How to make Eomer look like a pencil sketch -

I'm afraid this tutorial will be both too elementary in some places, since I know some of you are new to this -- and too vauge in others.

Please ask questions if I loose you, and I will try to get Jim to give me better vocabulary. I have never done this before, so we can teach each other as we go.

 

Step 1: chose the photo you want to work from.

I am having good luck with portraits/face shots that have good detail
(but not too many fiddly bits until you get the hang of it.)

Dont forget to unlock the layer - I hate this feature of photoshop 7!

If you think you will want to be able to use the background for effects later, make a duplicate layer of your picture now and turn it off.

You also might want to think about removing your subject from his background now....

 

Step 2:crop the picture to the dimensions you want.

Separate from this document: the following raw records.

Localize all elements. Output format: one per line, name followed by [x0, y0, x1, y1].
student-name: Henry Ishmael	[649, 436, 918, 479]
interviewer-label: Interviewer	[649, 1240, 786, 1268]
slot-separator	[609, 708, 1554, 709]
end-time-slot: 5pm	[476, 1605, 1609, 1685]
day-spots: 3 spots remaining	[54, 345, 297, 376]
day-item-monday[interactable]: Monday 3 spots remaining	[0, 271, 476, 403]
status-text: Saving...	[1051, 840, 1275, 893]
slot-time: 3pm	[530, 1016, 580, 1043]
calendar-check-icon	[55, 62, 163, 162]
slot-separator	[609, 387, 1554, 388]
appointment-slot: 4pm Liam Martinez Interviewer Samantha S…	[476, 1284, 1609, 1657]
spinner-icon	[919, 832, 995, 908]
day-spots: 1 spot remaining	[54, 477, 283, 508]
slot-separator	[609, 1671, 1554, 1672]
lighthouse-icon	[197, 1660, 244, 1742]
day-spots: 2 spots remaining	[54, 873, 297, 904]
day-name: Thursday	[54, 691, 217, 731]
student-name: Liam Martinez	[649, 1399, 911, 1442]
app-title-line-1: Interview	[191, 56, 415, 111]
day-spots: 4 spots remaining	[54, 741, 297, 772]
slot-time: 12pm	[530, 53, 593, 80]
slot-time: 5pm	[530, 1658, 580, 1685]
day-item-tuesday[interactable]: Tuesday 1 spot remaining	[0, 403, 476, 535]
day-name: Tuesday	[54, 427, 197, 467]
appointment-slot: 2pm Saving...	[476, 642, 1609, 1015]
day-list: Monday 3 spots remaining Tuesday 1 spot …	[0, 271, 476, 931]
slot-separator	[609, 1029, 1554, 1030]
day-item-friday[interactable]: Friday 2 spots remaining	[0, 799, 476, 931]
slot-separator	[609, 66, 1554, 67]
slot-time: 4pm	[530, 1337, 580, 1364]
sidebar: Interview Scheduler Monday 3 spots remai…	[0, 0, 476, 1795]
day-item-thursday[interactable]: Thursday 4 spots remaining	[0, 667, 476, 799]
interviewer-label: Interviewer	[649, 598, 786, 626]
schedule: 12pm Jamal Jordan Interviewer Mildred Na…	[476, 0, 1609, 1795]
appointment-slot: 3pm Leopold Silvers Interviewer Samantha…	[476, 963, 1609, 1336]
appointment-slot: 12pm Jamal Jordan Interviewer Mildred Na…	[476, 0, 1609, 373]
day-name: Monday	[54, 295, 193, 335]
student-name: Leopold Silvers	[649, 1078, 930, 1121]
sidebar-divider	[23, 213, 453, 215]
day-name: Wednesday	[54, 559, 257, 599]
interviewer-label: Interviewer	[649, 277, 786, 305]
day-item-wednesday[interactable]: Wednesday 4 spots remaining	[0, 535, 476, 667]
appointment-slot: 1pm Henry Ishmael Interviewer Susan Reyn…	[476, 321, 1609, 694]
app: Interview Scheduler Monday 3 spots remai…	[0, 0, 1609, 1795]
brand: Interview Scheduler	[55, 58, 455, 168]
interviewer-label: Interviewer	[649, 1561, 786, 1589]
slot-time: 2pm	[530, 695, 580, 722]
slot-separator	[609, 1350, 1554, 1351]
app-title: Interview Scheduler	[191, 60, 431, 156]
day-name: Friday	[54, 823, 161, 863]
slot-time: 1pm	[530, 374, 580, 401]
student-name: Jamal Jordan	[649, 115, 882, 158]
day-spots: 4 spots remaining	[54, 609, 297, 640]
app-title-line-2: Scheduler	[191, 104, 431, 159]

I like to put the subject off center, and if you have background to remove, this may also let you avoid some of that.

 

Step 3: Curves

If your picture is shifted heavily into strange lighting, (think blue Boromir in Lorien) select the curves option from your layers palette and shift it. For this project, you can probably get away with using the "Auto" button instead of fishing for the midpoint grey.

 

Step 4: Levels
Now go back to the layers pallette and choose levels.

Slide the "Brightness" slider to the left until the picture is very bright, (but not until the detail is blown out.)

If the picture was quite dark or saturated to begin with, you may need to bump up the gamma as well, especially if you are working on a Mac - remember, everything is darker on the PC. I start by making the Gamma 1.2 instead of 1.0, and add one point at a time until it starts to look washed out - then I back down to the last number. (You have to picture in your head how much darker the picture is on the pc. If you haven't had to do that before, try using the "Save For Web" command with the second window set for windows, and let it show you the two saturations side by side.)

 

 

 

Step 5: Sharpen
choose the original layer your picture is on
go up to the menu bar under "filter" and get Unsharp Mask

You want to push the sharpness up as much as you can without getting jpg artifacts. Very sharp - very harsh.

(I'm afraid this is going to be different for every picture, but I am having good luck by starting with the ammount at 100, the radius at 1 and the threshold at 0)

Now, Merge All Your Visible Layers

 

 

Step 6: Go to the menu bar, under filters
go all the way to the bottom and get "Custom"

start by filling in the number 40 in the center square, and enter the number -10 above, below, and to each side. This will give you an image that looks like scratchboard - white lines on black. Step up the center one number at a time until you have what looks like a psychadelic coloured pencil drawing. (I have had the best luck at around 43 - you want a lot of lines, but not to lose too much detail. Eomer needed a 46)

If you can't get this effect, try higher numbers in the boxes - as long as the boxes are equal, and the number you start with in the center is their sum.

If you can't get this effect at all, but you can get the white on black drawing - follow these directions.... (not up yet, but this will be the link)

If you can't get anything that looks like a drawing, I have not figured out how to force a picture to behave, but I'm working on it....

 

sometimes these "coloured pencil" variations are quite interesting and worth playing with...

 

Step 7:

Go to Image in the menue bar
get Mode and choose Greyscale.

Hopefully, the image now looks like what you are aiming for.

(This is the part where I always decide I should have removed the background at the begining..)

Step 8:

Go to the filter drop-down in your layers pallette and change "Normal" to "Multiply" to darken the image.

Then make duplicates of the layer until it is jut a little darker than you want it to be. Now merge them, and turn the mode back from Greyscale to RGB

Step 9:

Eomer's background is too busy, so I am using the eraser and the polygon lasso (set with a 3pix feather) to cut it off

Then shrink the image - this tightens it up in amazing ways, Some pictures continue to improve the more you shrink them.


 

From here on it's a matter of playing with filters untill you feel happy with the result.

I start by choosing hue/saturation from the layers pallette - that lets me make it a little lighter of darker, and it also lets me colourize them to sepia or dark blue (or whatever....) and that's usually enough for me

this one has Hue and separation filter applied:

lightness at about +20
saturation at about -30

  this has colorize turned on in the same filter same again, but I chose blue.